After announcing it will allow customers to use the restroom of their choice, Target has taken the measure one step further.
In an internal memo, Target officials announced that the company has designated July 5 as “Take A Tranny to work Day.” The event will be held at all Target locations throughout the United States.
Target CEO Brian Cornell said, “This is yet another important measure to demonstrate Target’s support for the LGBT community and their families.”
Cornell estimates that nearly 80 percent of Target’s employees are either transsexual or know someone who is.
“Clearly, the vast majority of Americans know someone who does not know which sex he or she is,” said Cornell. “Even when you take out from the equation the majority of Millennials who feel they either have to be a transsexual or gay to be cool, the numbers are outstanding. The vast majority of us know a transsexual. We need to be more inclusive, celebratory, and eager to learn from this amazing subculture.”
Target employees who bring a transsexual to work during the event will have the opportunity show them how the store operates and interacts with customers. Visiting transsexuals will be given tours of both the men’s and ladies’ rooms and the opportunity to try the different apparatuses each restroom offers.

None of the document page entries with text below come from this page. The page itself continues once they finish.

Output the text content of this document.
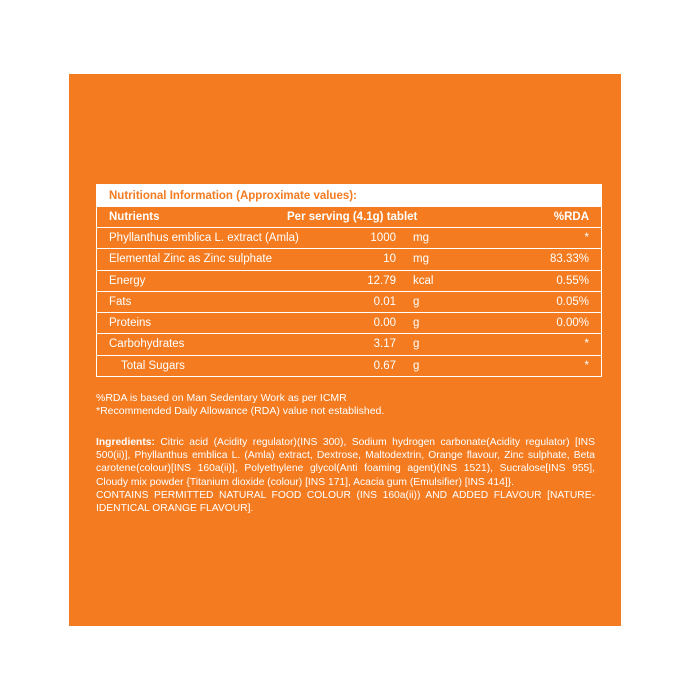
Nutritional Information (Approximate values):
Nutrients	Per serving (4.1g) tablet	%RDA
Phyllanthus emblica L. extract (Amla)	1000 mg	*
Elemental Zinc as Zinc sulphate	10 mg	83.33%
Energy	12.79 kcal	0.55%
Fats	0.01 g	0.05%
Proteins	0.00 g	0.00%
Carbohydrates	3.17 g	*
Total Sugars	0.67 g	*
%RDA is based on Man Sedentary Work as per ICMR
*Recommended Daily Allowance (RDA) value not established.
Ingredients: Citric acid (Acidity regulator)(INS 300), Sodium hydrogen carbonate(Acidity regulator) [INS 500(ii)], Phyllanthus emblica L. (Amla) extract, Dextrose, Maltodextrin, Orange flavour, Zinc sulphate, Beta carotene(colour)[INS 160a(ii)], Polyethylene glycol(Anti foaming agent)(INS 1521), Sucralose[INS 955], Cloudy mix powder {Titanium dioxide (colour) [INS 171], Acacia gum (Emulsifier) [INS 414]}.
CONTAINS PERMITTED NATURAL FOOD COLOUR (INS 160a(ii)) AND ADDED FLAVOUR [NATURE-IDENTICAL ORANGE FLAVOUR].
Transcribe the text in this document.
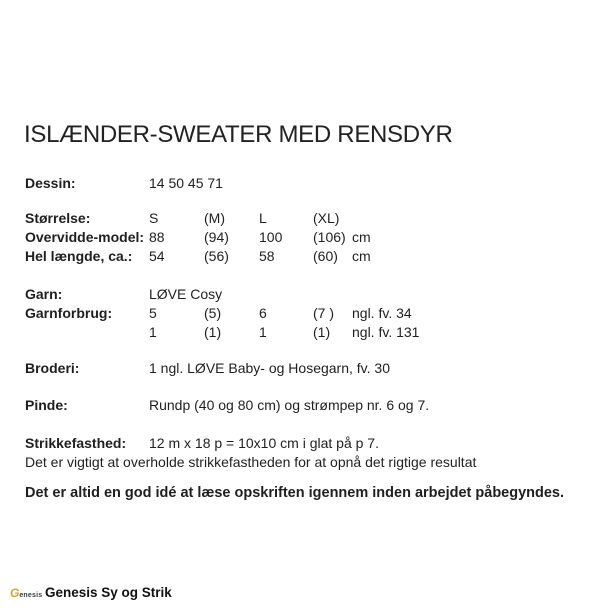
ISLÆNDER-SWEATER MED RENSDYR
Dessin:	14 50 45 71
Størrelse:	S	(M) L	(XL)
Overvidde-model: 88	(94) 100 (106) cm
Hel længde, ca.: 54	(56) 58	(60) cm
Garn:	LØVE Cosy
Garnforbrug:	5	(5)	6	(7 ) ngl. fv. 34
1	(1)	1	(1) ngl. fv. 131
Broderi:	1 ngl. LØVE Baby- og Hosegarn, fv. 30
Pinde:	Rundp (40 og 80 cm) og strømpep nr. 6 og 7.
Strikkefasthed: 12 m x 18 p = 10x10 cm i glat på p 7.
Det er vigtigt at overholde strikkefastheden for at opnå det rigtige resultat
Det er altid en god idé at læse opskriften igennem inden arbejdet påbegyndes.
Genesis Genesis Sy og Strik
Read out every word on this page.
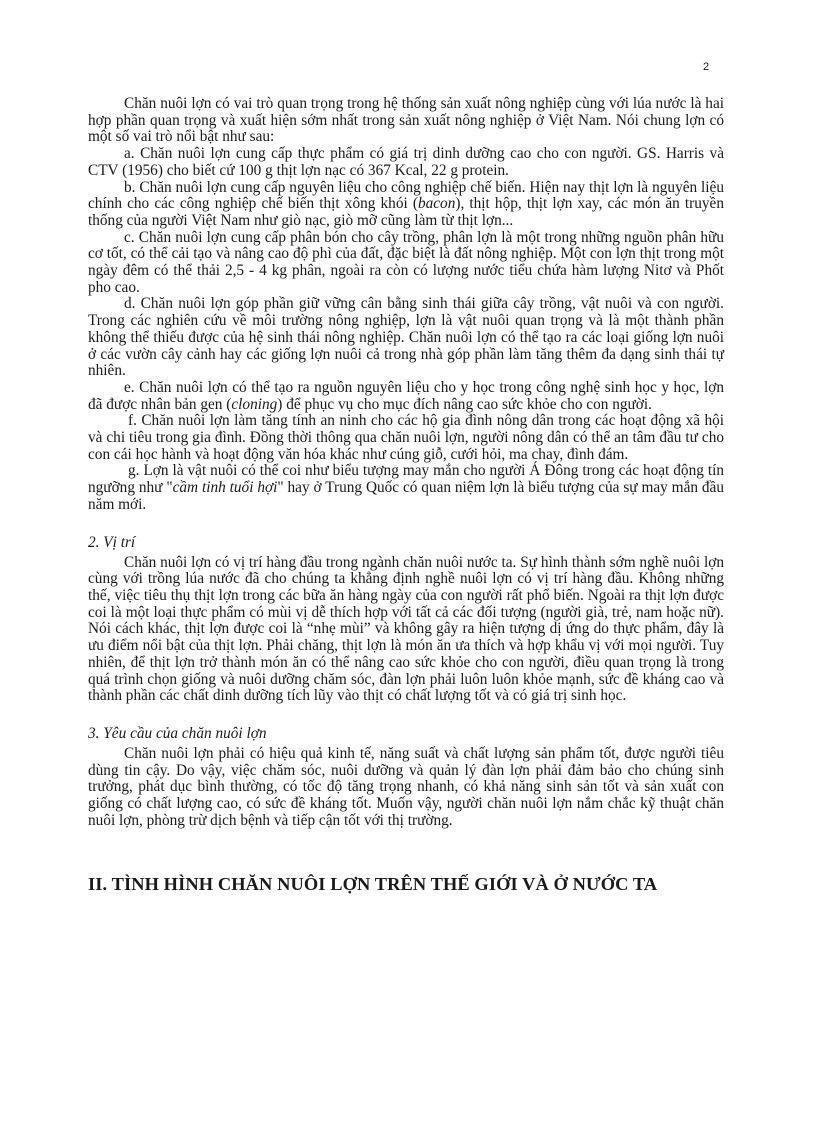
2

Chăn nuôi lợn có vai trò quan trọng trong hệ thống sản xuất nông nghiệp cùng với lúa nước là hai hợp phần quan trọng và xuất hiện sớm nhất trong sản xuất nông nghiệp ở Việt Nam. Nói chung lợn có một số vai trò nổi bật như sau:

a. Chăn nuôi lợn cung cấp thực phẩm có giá trị dinh dưỡng cao cho con người. GS. Harris và CTV (1956) cho biết cứ 100 g thịt lợn nạc có 367 Kcal, 22 g protein.

b. Chăn nuôi lợn cung cấp nguyên liệu cho công nghiệp chế biến. Hiện nay thịt lợn là nguyên liệu chính cho các công nghiệp chế biến thịt xông khói (bacon), thịt hộp, thịt lợn xay, các món ăn truyền thống của người Việt Nam như giò nạc, giò mỡ cũng làm từ thịt lợn...

c. Chăn nuôi lợn cung cấp phân bón cho cây trồng, phân lợn là một trong những nguồn phân hữu cơ tốt, có thể cải tạo và nâng cao độ phì của đất, đặc biệt là đất nông nghiệp. Một con lợn thịt trong một ngày đêm có thể thải 2,5 - 4 kg phân, ngoài ra còn có lượng nước tiểu chứa hàm lượng Nitơ và Phốt pho cao.

d. Chăn nuôi lợn góp phần giữ vững cân bằng sinh thái giữa cây trồng, vật nuôi và con người. Trong các nghiên cứu về môi trường nông nghiệp, lợn là vật nuôi quan trọng và là một thành phần không thể thiếu được của hệ sinh thái nông nghiệp. Chăn nuôi lợn có thể tạo ra các loại giống lợn nuôi ở các vườn cây cảnh hay các giống lợn nuôi cả trong nhà góp phần làm tăng thêm đa dạng sinh thái tự nhiên.

e. Chăn nuôi lợn có thể tạo ra nguồn nguyên liệu cho y học trong công nghệ sinh học y học, lợn đã được nhân bản gen (cloning) để phục vụ cho mục đích nâng cao sức khỏe cho con người.

f. Chăn nuôi lợn làm tăng tính an ninh cho các hộ gia đình nông dân trong các hoạt động xã hội và chi tiêu trong gia đình. Đồng thời thông qua chăn nuôi lợn, người nông dân có thể an tâm đầu tư cho con cái học hành và hoạt động văn hóa khác như cúng giỗ, cưới hỏi, ma chay, đình đám.

g. Lợn là vật nuôi có thể coi như biểu tượng may mắn cho người Á Đông trong các hoạt động tín ngưỡng như "cầm tinh tuổi hợi" hay ở Trung Quốc có quan niệm lợn là biểu tượng của sự may mắn đầu năm mới.

2. Vị trí

Chăn nuôi lợn có vị trí hàng đầu trong ngành chăn nuôi nước ta. Sự hình thành sớm nghề nuôi lợn cùng với trồng lúa nước đã cho chúng ta khẳng định nghề nuôi lợn có vị trí hàng đầu. Không những thế, việc tiêu thụ thịt lợn trong các bữa ăn hàng ngày của con người rất phổ biến. Ngoài ra thịt lợn được coi là một loại thực phẩm có mùi vị dễ thích hợp với tất cả các đối tượng (người già, trẻ, nam hoặc nữ). Nói cách khác, thịt lợn được coi là “nhẹ mùi” và không gây ra hiện tượng dị ứng do thực phẩm, đây là ưu điểm nổi bật của thịt lợn. Phải chăng, thịt lợn là món ăn ưa thích và hợp khẩu vị với mọi người. Tuy nhiên, để thịt lợn trở thành món ăn có thể nâng cao sức khỏe cho con người, điều quan trọng là trong quá trình chọn giống và nuôi dưỡng chăm sóc, đàn lợn phải luôn luôn khỏe mạnh, sức đề kháng cao và thành phần các chất dinh dưỡng tích lũy vào thịt có chất lượng tốt và có giá trị sinh học.

3. Yêu cầu của chăn nuôi lợn

Chăn nuôi lợn phải có hiệu quả kinh tế, năng suất và chất lượng sản phẩm tốt, được người tiêu dùng tin cậy. Do vậy, việc chăm sóc, nuôi dưỡng và quản lý đàn lợn phải đảm bảo cho chúng sinh trưởng, phát dục bình thường, có tốc độ tăng trọng nhanh, có khả năng sinh sản tốt và sản xuất con giống có chất lượng cao, có sức đề kháng tốt. Muốn vậy, người chăn nuôi lợn nắm chắc kỹ thuật chăn nuôi lợn, phòng trừ dịch bệnh và tiếp cận tốt với thị trường.

II. TÌNH HÌNH CHĂN NUÔI LỢN TRÊN THẾ GIỚI VÀ Ở NƯỚC TA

“I can’t wait to squat into a men’s urinal,” said Janelle Kepler, a college junior who recently realized that she is a man. “I’m not going to get a sex change—not yet at least—so it will be exciting to test my flexibility on the men’s toilet.”
John Reamers of Enola, Pa, is ecstatic even though he says he’s a heterosexual at the moment.
“I’m just excited that I can pretend to be a tranny so I can use the women’s room to get a peak at some hot chick with her pants down,” said Reamers. “I applaud Target for giving perverts like myself free views of naked women and hard working pedophiles access to little girls.”
In addition to the day’s events, Target plans to provide customers 25% discounts on items intended for the opposite sex.
“There will be something for everyone,” said Cornell. “Just remember to bring the kiddies!”